昨日書いた捕虜収容所生活の前年即ち終戦の年1945年2月14日は丁度現在観光地として脚光を浴びている桂林の近郊周家村に入り,約5ヶ月間の駐留を開始した日であった。
作戦中一番長く駐留したのだから,当然記憶することも多かったと言いたいのだが、数的には全く僅かで、アルコール製造とこれを使って自動車を走らせることに没頭したこと以外に、ほとんど思い出すことがない。アルコール製造工場は原料の焼酎を集荷しやすい10kmばかり離れた 会稽村というところに作って、中井という桐生出身の兵技軍曹に指揮させていた。一度街全体が敵の包囲攻撃を受けたことがあったが、救援隊側に戦死者1名を出しただけで,工場警備隊が死守してくれて損害はなかった。
御蔭で生産したアルコール燃料を使用し、鉄路を利用して物資輸送を夜間徹夜で敢行して成果を挙げ,軍司令官の賞詞をうけることが出来た。極短期間ではあったが全員一丸となっての努力の実りが実現した想い出は未だに脳裏深く留まっている。
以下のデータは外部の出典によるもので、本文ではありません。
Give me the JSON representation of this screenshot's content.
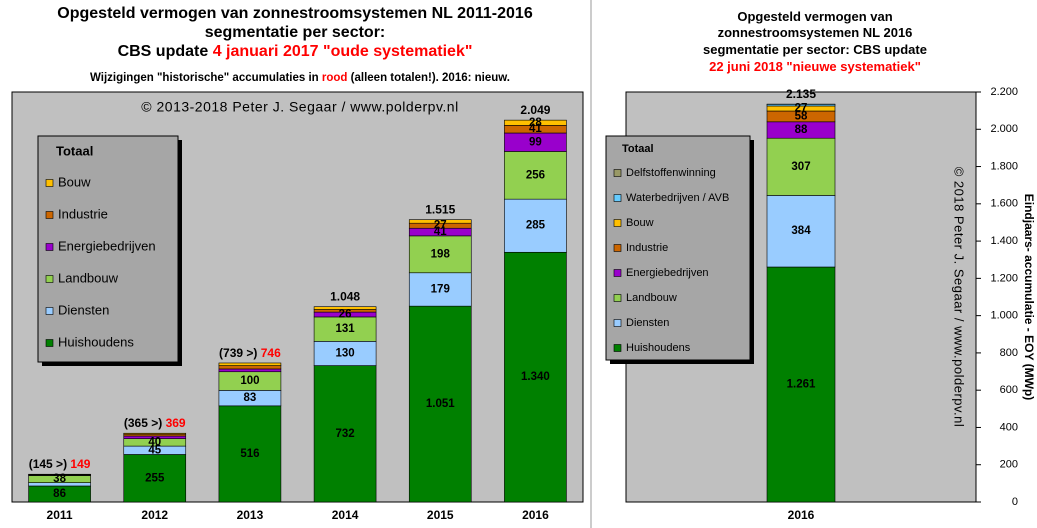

もうガソリンの補給は尽きなんとして、敵の反撃急となり,8月を待たずに工場閉鎖撤退の已むなきに至った。終戦時には省境近くの杞陽の近郊の山茶花畠の中だった。

今日は終日雲が多くいい天気とは言い難かった。
家内も浜田さんに家に招待されて夕方まで遊んで来たようだ。近所で一番仲のよいばあさんだ。私と同い年というのだが。家の中なら暖かいから風邪を引く心配は無い。
大藤の奥さんはどこかリハビリ施設に入られたとか、主人も一緒だというのだがよくわからない。最近は近所にも黙ってこっそり入院する人が多くなった。迷惑をかけたくないというのがその理由だが、過疎化が精神的な環境まで進むとは情けないことだ。

幸い今はそんな心配がない私達だが、何時そういうことにならないとも限らないだけに、よく考えておかなくてはいけない。ああいやあなことだ!